Dr Michael Sandel, Professor of Philosophy at Harvard, teaches a very popular and widely attended course - “Justice - what is right thing to do”. These lectures are also available online. Although many a times, ideas discussed are very abstract in nature, but Prof Sandel keeps them interesting by involving his students in the discussion.
Through one such lectures, I got to know about Philosopher and Teacher, Immanuel Kant. Kant, while answering what is morally right, gives an example of a shopkeeper, who avoids cheating his customers because he thinks word may get out and it may negatively hurt his business. As per Kant, although the shopkeeper does the right thing, but his action is morally wrong. A morally right thing to do not only means doing what’s right, but also doing it for the right reasons. Motive matters.
Kant mentions duty and inclinations, and argues that morally right is done for sake of duty and not for selfish inclinations. Consider this - if a shopkeeper does not cheat his customers because he thinks he is a moral person, then again, he is morally wrong. He should consider it as his duty.

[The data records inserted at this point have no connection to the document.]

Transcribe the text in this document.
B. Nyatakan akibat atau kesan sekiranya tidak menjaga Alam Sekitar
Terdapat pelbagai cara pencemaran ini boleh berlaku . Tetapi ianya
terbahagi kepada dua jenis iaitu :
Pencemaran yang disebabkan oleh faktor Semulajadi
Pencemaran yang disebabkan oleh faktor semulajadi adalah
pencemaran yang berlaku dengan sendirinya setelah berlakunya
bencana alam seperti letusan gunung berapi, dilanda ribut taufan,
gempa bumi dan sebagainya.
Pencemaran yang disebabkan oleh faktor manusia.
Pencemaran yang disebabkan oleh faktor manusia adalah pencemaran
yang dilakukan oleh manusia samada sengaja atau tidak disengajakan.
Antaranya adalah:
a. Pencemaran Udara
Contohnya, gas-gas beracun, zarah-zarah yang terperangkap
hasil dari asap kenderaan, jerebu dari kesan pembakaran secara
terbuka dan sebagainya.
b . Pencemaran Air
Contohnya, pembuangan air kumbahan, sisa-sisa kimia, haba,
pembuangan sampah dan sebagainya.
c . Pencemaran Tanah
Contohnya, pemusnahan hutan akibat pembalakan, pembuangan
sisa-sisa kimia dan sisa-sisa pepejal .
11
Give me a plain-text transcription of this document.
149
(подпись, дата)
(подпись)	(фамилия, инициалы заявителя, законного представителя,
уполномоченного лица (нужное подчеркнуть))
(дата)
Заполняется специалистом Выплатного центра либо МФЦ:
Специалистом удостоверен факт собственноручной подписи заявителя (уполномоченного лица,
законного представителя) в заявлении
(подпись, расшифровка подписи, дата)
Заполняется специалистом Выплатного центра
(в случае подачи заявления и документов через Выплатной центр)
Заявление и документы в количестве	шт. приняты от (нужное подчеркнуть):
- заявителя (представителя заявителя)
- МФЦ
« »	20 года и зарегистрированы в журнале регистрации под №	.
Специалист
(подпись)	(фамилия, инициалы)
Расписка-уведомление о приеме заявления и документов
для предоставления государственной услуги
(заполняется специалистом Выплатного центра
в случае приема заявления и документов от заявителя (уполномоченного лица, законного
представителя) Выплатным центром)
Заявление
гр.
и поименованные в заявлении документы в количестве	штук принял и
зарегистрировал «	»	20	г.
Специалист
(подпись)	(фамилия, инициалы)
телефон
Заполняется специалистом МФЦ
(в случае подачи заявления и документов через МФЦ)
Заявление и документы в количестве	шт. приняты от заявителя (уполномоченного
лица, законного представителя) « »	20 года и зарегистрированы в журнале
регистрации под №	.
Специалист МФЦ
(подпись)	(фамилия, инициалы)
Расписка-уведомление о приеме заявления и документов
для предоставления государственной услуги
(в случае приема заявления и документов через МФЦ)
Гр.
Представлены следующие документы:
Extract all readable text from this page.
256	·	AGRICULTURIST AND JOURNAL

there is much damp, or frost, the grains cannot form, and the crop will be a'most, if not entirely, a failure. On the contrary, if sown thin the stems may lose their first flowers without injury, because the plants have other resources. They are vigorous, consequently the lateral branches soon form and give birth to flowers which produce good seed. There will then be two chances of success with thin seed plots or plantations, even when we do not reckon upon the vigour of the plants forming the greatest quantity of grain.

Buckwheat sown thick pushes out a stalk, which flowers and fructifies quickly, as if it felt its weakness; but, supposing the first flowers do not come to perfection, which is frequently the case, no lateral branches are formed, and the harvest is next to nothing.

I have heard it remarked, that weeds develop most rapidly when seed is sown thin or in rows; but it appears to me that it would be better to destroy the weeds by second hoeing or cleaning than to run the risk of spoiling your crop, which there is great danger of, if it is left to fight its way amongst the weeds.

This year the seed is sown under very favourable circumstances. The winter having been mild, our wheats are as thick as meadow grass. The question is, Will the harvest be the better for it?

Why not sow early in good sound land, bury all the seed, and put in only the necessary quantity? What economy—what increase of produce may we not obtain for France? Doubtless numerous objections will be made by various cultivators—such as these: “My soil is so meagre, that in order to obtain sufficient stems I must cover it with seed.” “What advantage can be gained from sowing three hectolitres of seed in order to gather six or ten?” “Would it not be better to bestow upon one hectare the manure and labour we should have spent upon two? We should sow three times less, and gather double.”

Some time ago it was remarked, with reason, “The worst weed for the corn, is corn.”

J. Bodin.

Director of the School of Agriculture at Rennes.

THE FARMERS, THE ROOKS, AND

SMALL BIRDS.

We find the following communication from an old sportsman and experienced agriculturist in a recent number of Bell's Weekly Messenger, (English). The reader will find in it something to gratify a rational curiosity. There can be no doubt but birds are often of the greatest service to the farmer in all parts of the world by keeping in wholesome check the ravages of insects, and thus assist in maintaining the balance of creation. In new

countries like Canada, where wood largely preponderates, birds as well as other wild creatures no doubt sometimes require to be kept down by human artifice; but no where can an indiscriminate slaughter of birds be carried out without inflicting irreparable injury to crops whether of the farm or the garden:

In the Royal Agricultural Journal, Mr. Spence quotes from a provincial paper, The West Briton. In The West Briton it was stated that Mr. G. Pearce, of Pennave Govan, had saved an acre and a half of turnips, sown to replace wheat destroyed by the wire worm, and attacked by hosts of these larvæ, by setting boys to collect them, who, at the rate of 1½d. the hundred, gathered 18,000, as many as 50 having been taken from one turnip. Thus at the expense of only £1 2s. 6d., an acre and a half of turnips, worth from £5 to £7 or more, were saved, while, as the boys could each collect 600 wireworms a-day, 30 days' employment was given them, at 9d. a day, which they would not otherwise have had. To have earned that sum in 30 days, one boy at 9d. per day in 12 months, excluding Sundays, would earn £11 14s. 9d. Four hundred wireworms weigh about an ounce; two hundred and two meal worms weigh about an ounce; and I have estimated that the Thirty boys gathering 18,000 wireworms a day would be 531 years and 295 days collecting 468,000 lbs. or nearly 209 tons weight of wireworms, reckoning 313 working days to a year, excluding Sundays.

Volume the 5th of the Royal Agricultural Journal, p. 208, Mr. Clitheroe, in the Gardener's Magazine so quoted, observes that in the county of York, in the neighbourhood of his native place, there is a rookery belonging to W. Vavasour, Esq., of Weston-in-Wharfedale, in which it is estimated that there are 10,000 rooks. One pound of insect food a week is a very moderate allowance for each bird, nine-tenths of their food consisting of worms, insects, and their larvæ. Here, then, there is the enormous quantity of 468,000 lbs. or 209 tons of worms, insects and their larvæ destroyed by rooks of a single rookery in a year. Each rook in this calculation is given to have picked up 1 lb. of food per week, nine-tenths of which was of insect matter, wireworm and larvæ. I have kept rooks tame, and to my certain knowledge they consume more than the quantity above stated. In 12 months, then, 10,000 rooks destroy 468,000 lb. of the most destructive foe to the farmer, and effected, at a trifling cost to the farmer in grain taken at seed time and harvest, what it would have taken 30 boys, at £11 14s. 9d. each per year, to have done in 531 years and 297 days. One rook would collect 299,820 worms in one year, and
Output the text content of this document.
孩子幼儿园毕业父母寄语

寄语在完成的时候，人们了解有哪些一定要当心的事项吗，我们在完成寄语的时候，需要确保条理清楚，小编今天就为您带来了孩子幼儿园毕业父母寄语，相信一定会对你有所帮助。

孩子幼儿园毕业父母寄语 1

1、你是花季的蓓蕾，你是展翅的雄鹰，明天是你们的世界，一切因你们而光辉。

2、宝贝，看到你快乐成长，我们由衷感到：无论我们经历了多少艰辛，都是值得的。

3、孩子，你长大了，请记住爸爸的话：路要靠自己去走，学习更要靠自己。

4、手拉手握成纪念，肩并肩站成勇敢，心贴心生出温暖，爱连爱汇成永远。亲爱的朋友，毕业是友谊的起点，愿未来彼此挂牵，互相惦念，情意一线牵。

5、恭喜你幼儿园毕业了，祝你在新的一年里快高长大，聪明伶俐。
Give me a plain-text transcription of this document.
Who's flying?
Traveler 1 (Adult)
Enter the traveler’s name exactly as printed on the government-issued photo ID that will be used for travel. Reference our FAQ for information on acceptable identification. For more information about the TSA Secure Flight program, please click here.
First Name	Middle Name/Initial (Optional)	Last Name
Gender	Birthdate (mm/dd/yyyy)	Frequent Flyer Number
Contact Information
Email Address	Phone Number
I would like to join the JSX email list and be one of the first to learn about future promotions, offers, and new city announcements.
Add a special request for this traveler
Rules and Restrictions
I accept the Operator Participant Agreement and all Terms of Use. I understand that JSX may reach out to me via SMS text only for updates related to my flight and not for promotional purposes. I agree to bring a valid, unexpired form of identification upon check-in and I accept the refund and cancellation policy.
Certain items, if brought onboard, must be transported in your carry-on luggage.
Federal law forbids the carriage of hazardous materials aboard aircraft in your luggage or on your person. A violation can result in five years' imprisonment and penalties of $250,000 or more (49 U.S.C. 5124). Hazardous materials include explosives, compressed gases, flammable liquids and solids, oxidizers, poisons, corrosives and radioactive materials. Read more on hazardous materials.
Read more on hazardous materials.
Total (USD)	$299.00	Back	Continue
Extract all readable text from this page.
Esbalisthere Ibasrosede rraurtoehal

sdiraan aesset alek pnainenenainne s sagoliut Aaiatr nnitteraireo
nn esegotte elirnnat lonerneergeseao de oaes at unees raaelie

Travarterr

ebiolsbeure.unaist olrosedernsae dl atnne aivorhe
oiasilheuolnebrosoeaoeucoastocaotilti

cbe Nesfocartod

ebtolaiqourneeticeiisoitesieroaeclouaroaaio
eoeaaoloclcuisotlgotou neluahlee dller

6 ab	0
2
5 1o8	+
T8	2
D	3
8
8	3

In Hindu context, this is exactly what Krishna said in Geeta, and we almost always misunderstand the message. Doing your duty without considering the potential benefit you might get is the right thing to do (Karmanye ma phaleshu kadachana) whereas the common notion is doing your duty will improve your karma points which will help you later (if you believe in reincarnation, they might be helpful in laters births too). Hope you see that all of this is morally wrong.